Community, Diversity, Sustainability and other Overused Words
Five Year Old plastic bag ban is a study in the law of unintended consequences.
9/30: This week the Vons and Pavilions stores in Santa Monica and the local region have been selling customers "reusable" plastic bags instead of providing the usual, more environmentally-friendly paper bags. The plastic bags of thicker plastic than the old, free grocery bags, cost 25 cents. The paper bags, when they were available, cost 10 cents.
The use of plastic bags became a hot issue when local marine biologists and other environmentalists decried the eventual settlement of these bags in storm drain outlets and the ocean. Plastic bags harm many types of marine and flying wildlife, some of whom eat the bags, clogging their intestines, and others of which get caught in the bags. Santa Monica voted to ban plastic bags at various retail stores in 2011. The City of Los Angeles followed with their own plastic bag ban in 2014.
According to the City of Santa Monica website, the average free plastic bag is used 12 minutes before being thrown in the trash or released as litter. Less than 5 percent of plastic bags are recycled. Littered plastic bags stay in the environment for decades.
The 2011 law banning bags was pushed by Heal the Bay and other environmental groups that say widespread use of the cheap bags has created a global "plastic pollution plague."

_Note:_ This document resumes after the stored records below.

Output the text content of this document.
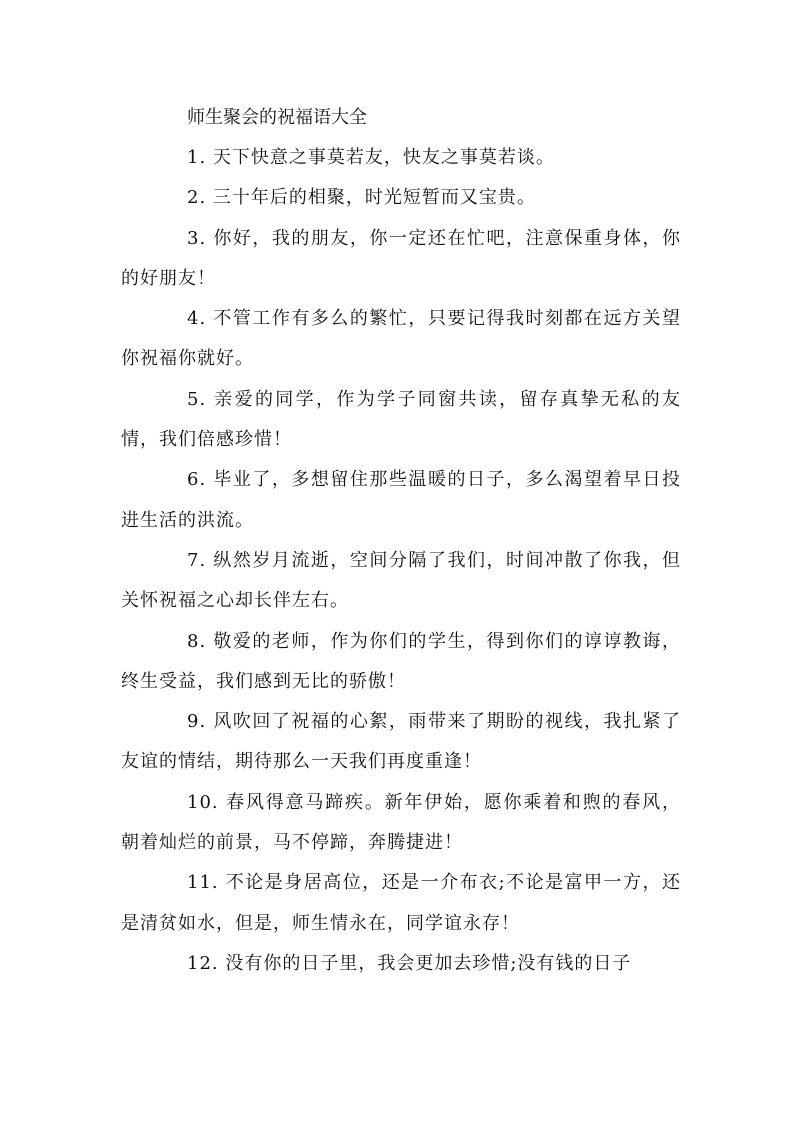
师生聚会的祝福语大全

1. 天下快意之事莫若友，快友之事莫若谈。

2. 三十年后的相聚，时光短暂而又宝贵。

3. 你好，我的朋友，你一定还在忙吧，注意保重身体，你的好朋友！

4. 不管工作有多么的繁忙，只要记得我时刻都在远方关望你祝福你就好。

5. 亲爱的同学，作为学子同窗共读，留存真挚无私的友情，我们倍感珍惜！

6. 毕业了，多想留住那些温暖的日子，多么渴望着早日投进生活的洪流。

7. 纵然岁月流逝，空间分隔了我们，时间冲散了你我，但关怀祝福之心却长伴左右。

8. 敬爱的老师，作为你们的学生，得到你们的谆谆教诲，终生受益，我们感到无比的骄傲！

9. 风吹回了祝福的心絮，雨带来了期盼的视线，我扎紧了友谊的情结，期待那么一天我们再度重逢！

10. 春风得意马蹄疾。新年伊始，愿你乘着和煦的春风，朝着灿烂的前景，马不停蹄，奔腾捷进！

11. 不论是身居高位，还是一介布衣;不论是富甲一方，还是清贫如水，但是，师生情永在，同学谊永存！

12. 没有你的日子里，我会更加去珍惜;没有钱的日子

Under the ordinance, plastic bags are no longer be available at grocery stores, clothing shops or other retailers, although restaurants may use them for takeout food. Smaller plastic "product bags" with no handles, like those used for produce, are allowed for public health reasons.
Heal the Bay praised the action, saying the vote added momentum to similar proposals throughout California. Already, bans have been approved in unincorporated areas of Los Angeles County and the City of Los Angeles.

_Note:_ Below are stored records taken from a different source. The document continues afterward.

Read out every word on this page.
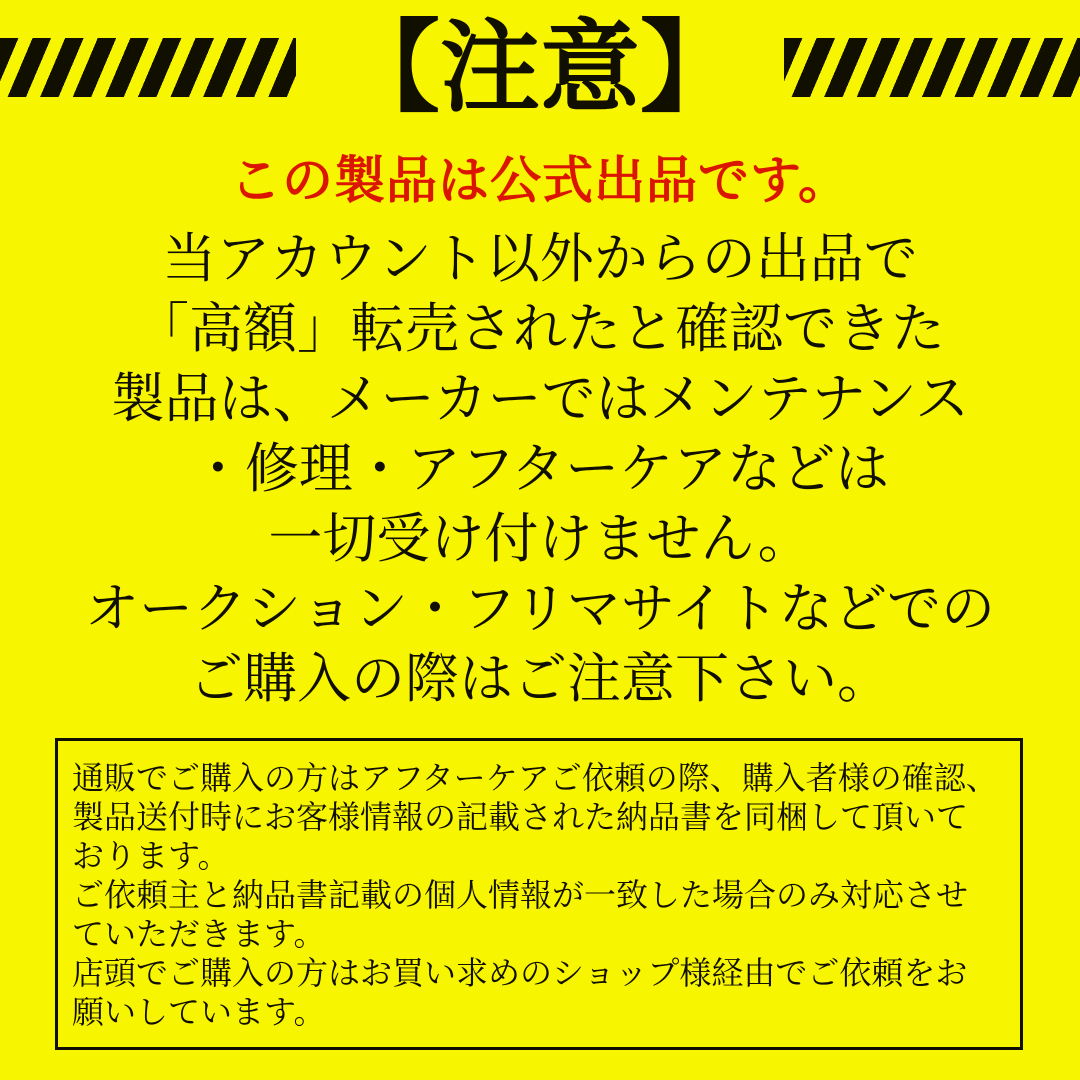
【注意】

この製品は公式出品です。

当アカウント以外からの出品で

「高額」転売されたと確認できた

製品は、メーカーではメンテナンス

・修理・アフターケアなどは

一切受け付けません。

オークション・フリマサイトなどでの

ご購入の際はご注意下さい。

通販でご購入の方はアフターケアご依頼の際、購入者様の確認、

製品送付時にお客様情報の記載された納品書を同梱して頂いて

おります。

ご依頼主と納品書記載の個人情報が一致した場合のみ対応させ

ていただきます。

店頭でご購入の方はお買い求めのショップ様経由でご依頼をお

願いしています。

"The Santa Monica council's leadership today shows that local governments are going to address this critical issue despite threats from industry and state inaction," said Mark Gold, president of Heal the Bay in 2011. "The plastics industry knows the writing is on the wall."
Santa Monica had first planned to hear the proposed ban in 2009, but an industry group's threat of a lawsuit prompted the city to conduct an environmental review of the ordinance.